HOUSTON—It was a bad week, right from the start.
All of the signs of trouble ahead were evident, but all along the belief was that they were good enough to overcome their irritants and beat a one-win team that was ranked near the bottom of every meaningful statistical category.
As it turned out, they couldn't, and the age-old NFL dogma about "any given Sunday" held true, again. As unthinkable as it was when the week began, the Jaguars did, in fact, lose to the Houston Texans. They lost bad to the Texans, 27-7.
Let's go back to Wednesday, with a team coming off a bye week of rest. The news was not encouraging.
In Jack Del Rio's press conference, he painted a dismal picture of the team's physical state. He referred to a long injury list and told reporters the bye week hadn't been long enough to heal his team's hurts.
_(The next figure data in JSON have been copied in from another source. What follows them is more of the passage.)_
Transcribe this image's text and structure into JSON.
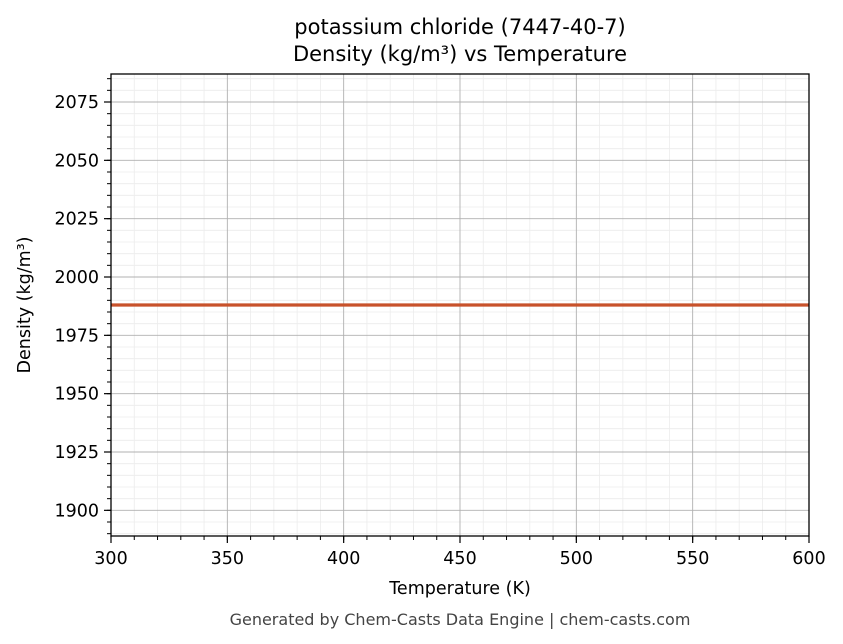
{
  "chart_data": {
    "type": "line",
    "title_line1": "potassium chloride (7447-40-7)",
    "title_line2": "Density (kg/m³) vs Temperature",
    "xlabel": "Temperature (K)",
    "ylabel": "Density (kg/m³)",
    "xlim": [
      300,
      600
    ],
    "ylim": [
      1889,
      2087
    ],
    "x_ticks": [
      300,
      350,
      400,
      450,
      500,
      550,
      600
    ],
    "y_ticks": [
      1900,
      1925,
      1950,
      1975,
      2000,
      2025,
      2050,
      2075
    ],
    "x_minor_step": 10,
    "y_minor_step": 5,
    "grid": true,
    "series": [
      {
        "color": "#c8522b",
        "x": [
          300,
          600
        ],
        "y": [
          1988,
          1988
        ]
      }
    ]
  },
  "footer": "Generated by Chem-Casts Data Engine | chem-casts.com"
}
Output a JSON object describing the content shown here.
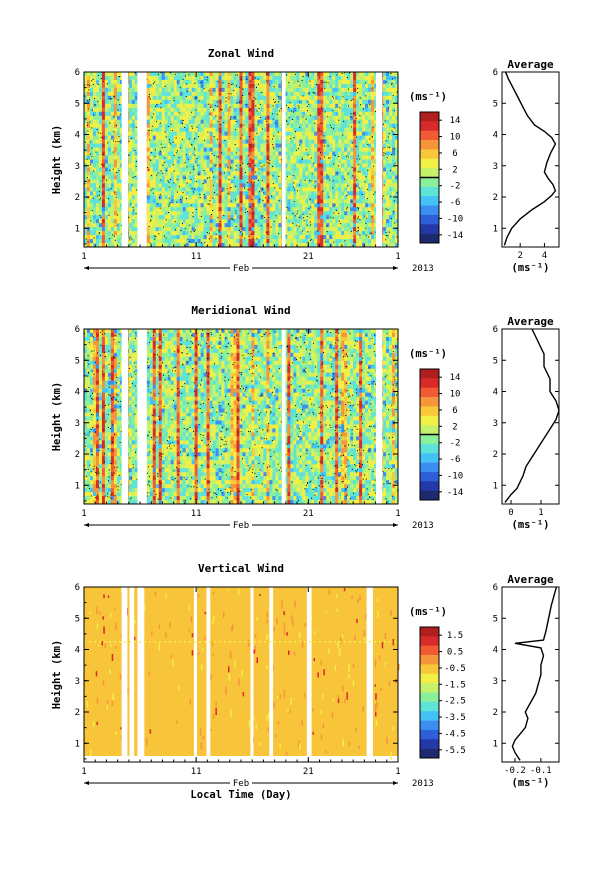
{
  "chart_data": [
    {
      "type": "heatmap",
      "title": "Zonal Wind",
      "ylabel": "Height (km)",
      "xlabel": "",
      "x_ticks": [
        "1",
        "11",
        "21",
        "1"
      ],
      "month_label": "Feb",
      "year_label": "2013",
      "y_ticks": [
        "1",
        "2",
        "3",
        "4",
        "5",
        "6"
      ],
      "ylim": [
        0.4,
        6
      ],
      "colorbar_unit": "(ms⁻¹)",
      "colorbar_ticks": [
        "14",
        "10",
        "6",
        "2",
        "-2",
        "-6",
        "-10",
        "-14"
      ],
      "colorbar_range": [
        -16,
        16
      ],
      "profile": {
        "title": "Average",
        "xlabel": "(ms⁻¹)",
        "x_ticks": [
          "2",
          "4"
        ],
        "xlim": [
          0.5,
          5.2
        ],
        "points": [
          [
            0.7,
            0.45
          ],
          [
            0.9,
            0.7
          ],
          [
            1.3,
            1.0
          ],
          [
            2.0,
            1.3
          ],
          [
            3.0,
            1.6
          ],
          [
            4.0,
            1.85
          ],
          [
            4.6,
            2.05
          ],
          [
            4.9,
            2.2
          ],
          [
            4.7,
            2.4
          ],
          [
            4.3,
            2.6
          ],
          [
            4.0,
            2.8
          ],
          [
            4.2,
            3.1
          ],
          [
            4.5,
            3.4
          ],
          [
            4.9,
            3.7
          ],
          [
            4.6,
            3.9
          ],
          [
            4.0,
            4.1
          ],
          [
            3.2,
            4.3
          ],
          [
            2.6,
            4.6
          ],
          [
            2.2,
            4.9
          ],
          [
            1.8,
            5.2
          ],
          [
            1.4,
            5.5
          ],
          [
            1.0,
            5.8
          ],
          [
            0.8,
            6.0
          ]
        ]
      }
    },
    {
      "type": "heatmap",
      "title": "Meridional Wind",
      "ylabel": "Height (km)",
      "xlabel": "",
      "x_ticks": [
        "1",
        "11",
        "21",
        "1"
      ],
      "month_label": "Feb",
      "year_label": "2013",
      "y_ticks": [
        "1",
        "2",
        "3",
        "4",
        "5",
        "6"
      ],
      "ylim": [
        0.4,
        6
      ],
      "colorbar_unit": "(ms⁻¹)",
      "colorbar_ticks": [
        "14",
        "10",
        "6",
        "2",
        "-2",
        "-6",
        "-10",
        "-14"
      ],
      "colorbar_range": [
        -16,
        16
      ],
      "profile": {
        "title": "Average",
        "xlabel": "(ms⁻¹)",
        "x_ticks": [
          "0",
          "1"
        ],
        "xlim": [
          -0.3,
          1.6
        ],
        "points": [
          [
            -0.2,
            0.45
          ],
          [
            0.0,
            0.7
          ],
          [
            0.2,
            0.9
          ],
          [
            0.3,
            1.1
          ],
          [
            0.4,
            1.3
          ],
          [
            0.5,
            1.6
          ],
          [
            0.7,
            1.9
          ],
          [
            0.9,
            2.2
          ],
          [
            1.1,
            2.5
          ],
          [
            1.3,
            2.8
          ],
          [
            1.5,
            3.1
          ],
          [
            1.6,
            3.4
          ],
          [
            1.5,
            3.7
          ],
          [
            1.3,
            4.0
          ],
          [
            1.3,
            4.4
          ],
          [
            1.1,
            4.8
          ],
          [
            1.1,
            5.2
          ],
          [
            0.9,
            5.6
          ],
          [
            0.7,
            6.0
          ]
        ]
      }
    },
    {
      "type": "heatmap",
      "title": "Vertical Wind",
      "ylabel": "Height (km)",
      "xlabel": "Local Time (Day)",
      "x_ticks": [
        "1",
        "11",
        "21",
        "1"
      ],
      "month_label": "Feb",
      "year_label": "2013",
      "y_ticks": [
        "1",
        "2",
        "3",
        "4",
        "5",
        "6"
      ],
      "ylim": [
        0.4,
        6
      ],
      "colorbar_unit": "(ms⁻¹)",
      "colorbar_ticks": [
        "1.5",
        "0.5",
        "-0.5",
        "-1.5",
        "-2.5",
        "-3.5",
        "-4.5",
        "-5.5"
      ],
      "colorbar_range": [
        -6,
        2
      ],
      "profile": {
        "title": "Average",
        "xlabel": "(ms⁻¹)",
        "x_ticks": [
          "-0.2",
          "-0.1"
        ],
        "xlim": [
          -0.25,
          -0.03
        ],
        "points": [
          [
            -0.18,
            0.45
          ],
          [
            -0.2,
            0.7
          ],
          [
            -0.21,
            0.9
          ],
          [
            -0.2,
            1.1
          ],
          [
            -0.18,
            1.3
          ],
          [
            -0.16,
            1.5
          ],
          [
            -0.15,
            1.8
          ],
          [
            -0.16,
            2.0
          ],
          [
            -0.14,
            2.3
          ],
          [
            -0.12,
            2.6
          ],
          [
            -0.11,
            2.9
          ],
          [
            -0.1,
            3.2
          ],
          [
            -0.1,
            3.5
          ],
          [
            -0.09,
            3.8
          ],
          [
            -0.1,
            4.05
          ],
          [
            -0.2,
            4.2
          ],
          [
            -0.09,
            4.3
          ],
          [
            -0.08,
            4.6
          ],
          [
            -0.07,
            5.0
          ],
          [
            -0.06,
            5.4
          ],
          [
            -0.05,
            5.7
          ],
          [
            -0.04,
            6.0
          ]
        ]
      }
    }
  ]
}
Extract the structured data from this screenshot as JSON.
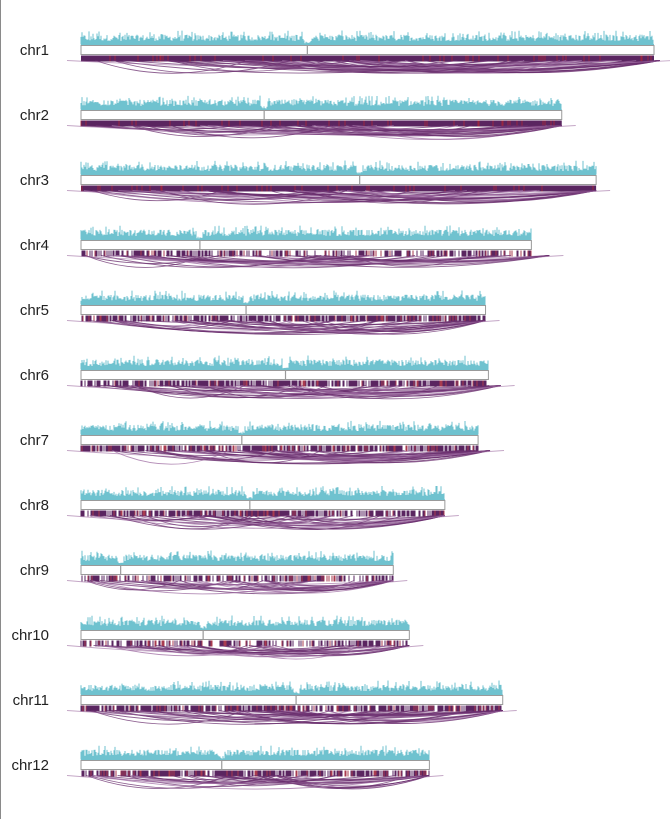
{
  "chart_data": {
    "type": "bar",
    "title": "",
    "xlabel": "",
    "ylabel": "",
    "grid": false,
    "legend": "none",
    "colors": {
      "density": "#6fc2cf",
      "arc": "#6a2d6e",
      "arc_light": "#9c6aa0",
      "marker_dark": "#5a2560",
      "marker_red": "#a0263c",
      "frame": "#9a9a9a",
      "label": "#222222",
      "rule": "#8a8a8a"
    },
    "categories": [
      "chr1",
      "chr2",
      "chr3",
      "chr4",
      "chr5",
      "chr6",
      "chr7",
      "chr8",
      "chr9",
      "chr10",
      "chr11",
      "chr12"
    ],
    "chromosomes": [
      {
        "label": "chr1",
        "length_frac": 1.0,
        "centromere_frac": 0.395,
        "arc_count": 38,
        "marker_density": "dense",
        "arc_reach_frac": 1.01
      },
      {
        "label": "chr2",
        "length_frac": 0.839,
        "centromere_frac": 0.381,
        "arc_count": 34,
        "marker_density": "dense",
        "arc_reach_frac": 1.0
      },
      {
        "label": "chr3",
        "length_frac": 0.899,
        "centromere_frac": 0.541,
        "arc_count": 34,
        "marker_density": "dense",
        "arc_reach_frac": 1.0
      },
      {
        "label": "chr4",
        "length_frac": 0.786,
        "centromere_frac": 0.264,
        "arc_count": 30,
        "marker_density": "sparse",
        "arc_reach_frac": 1.04
      },
      {
        "label": "chr5",
        "length_frac": 0.706,
        "centromere_frac": 0.408,
        "arc_count": 28,
        "marker_density": "medium",
        "arc_reach_frac": 1.0
      },
      {
        "label": "chr6",
        "length_frac": 0.711,
        "centromere_frac": 0.502,
        "arc_count": 30,
        "marker_density": "medium",
        "arc_reach_frac": 1.03
      },
      {
        "label": "chr7",
        "length_frac": 0.693,
        "centromere_frac": 0.405,
        "arc_count": 30,
        "marker_density": "medium",
        "arc_reach_frac": 1.03
      },
      {
        "label": "chr8",
        "length_frac": 0.635,
        "centromere_frac": 0.464,
        "arc_count": 28,
        "marker_density": "medium",
        "arc_reach_frac": 1.0
      },
      {
        "label": "chr9",
        "length_frac": 0.545,
        "centromere_frac": 0.127,
        "arc_count": 24,
        "marker_density": "sparse",
        "arc_reach_frac": 1.0
      },
      {
        "label": "chr10",
        "length_frac": 0.573,
        "centromere_frac": 0.372,
        "arc_count": 24,
        "marker_density": "sparse",
        "arc_reach_frac": 1.0
      },
      {
        "label": "chr11",
        "length_frac": 0.736,
        "centromere_frac": 0.51,
        "arc_count": 32,
        "marker_density": "medium",
        "arc_reach_frac": 1.0
      },
      {
        "label": "chr12",
        "length_frac": 0.608,
        "centromere_frac": 0.404,
        "arc_count": 26,
        "marker_density": "medium",
        "arc_reach_frac": 1.0
      }
    ]
  }
}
Most discouragingly, two key players, Marcus Stroud and Matt Jones, remained injury report headliners. By week's end, of course, each would be downgraded to "out." Del Rio's injury report, however, would become an even greater concern as the days passed.
On Friday morning, the coach reported to work thinking the state of his team was stable and it was in the final stages of preparation to score a win that would put the Jaguars into solid playoff contention nearing the midway point in the season. At 10 o'clock on Friday morning, however, Del Rio was told his starting quarterback was hobbled.
Byron Leftwich missed practice on Friday, as he spent the day in the training room acquiring treatment for a mysterious ankle injury. Leftwich had left Alltel Stadium on Thursday without a limp. Nobody knew why Leftwich awoke on Friday with a sore and swollen left ankle.
Their troubles just wouldn't quit.
When Jaguars players drove to Alltel Stadium on Saturday morning for a brief practice before heading to the airport, they were greeted by roadblocks that prevented them from getting into the Alltel parking lot. A road race event caused some players to be unable to report for meetings on time, which caused Del Rio to have to push his schedule back.
No big deal? Wrong. Football teams are very fragile commodities. The most minor of distractions can damage their routine and focus.
Del Rio's Saturday morning got a bad start when he picked up the newspaper and read that his star running back was complaining about his contract. It was, yet, another distraction; the kind coaches especially dislike.
Forget about the bogus terrorist threat from earlier in the week. You don't scare these guys with that stuff. Their flight proceeded smoothly and uneventfully to Houston and the hope was that maybe, just maybe, they left all of their troubles behind in Jacksonville.
They apparently did not. Some players acknowledged that they had spent a wakeful night in a noisy hotel. Party noise from the street filled several rooms on the street side of the hotel. One player spoke of finally being able to fall asleep, only to be awakened at five in the morning by loud sounds within the hotel. His night was over. It was time to play.
Good football players don't complain. They don't make excuses and the Jaguars made none following their loss in Houston. They upheld the highest standards of post-defeat conduct.
"I'm not going to look back on the week. That's looking for excuses," Kyle Brady said. "We played poorly. They played well."
"We've overcome adversity before. We were pretty confident in our scheme and in our players to get the job done. There's never an asterisk to explain why you won or why you lost. We have to make sure we get the job done," Donovin Darius said.
They played poorly and that has been duly acknowledged, but there's no denying that the Jaguars were battling forces other than the Texans. Every way they turned, trouble dogged them.
"We've had better weeks," Del Rio said.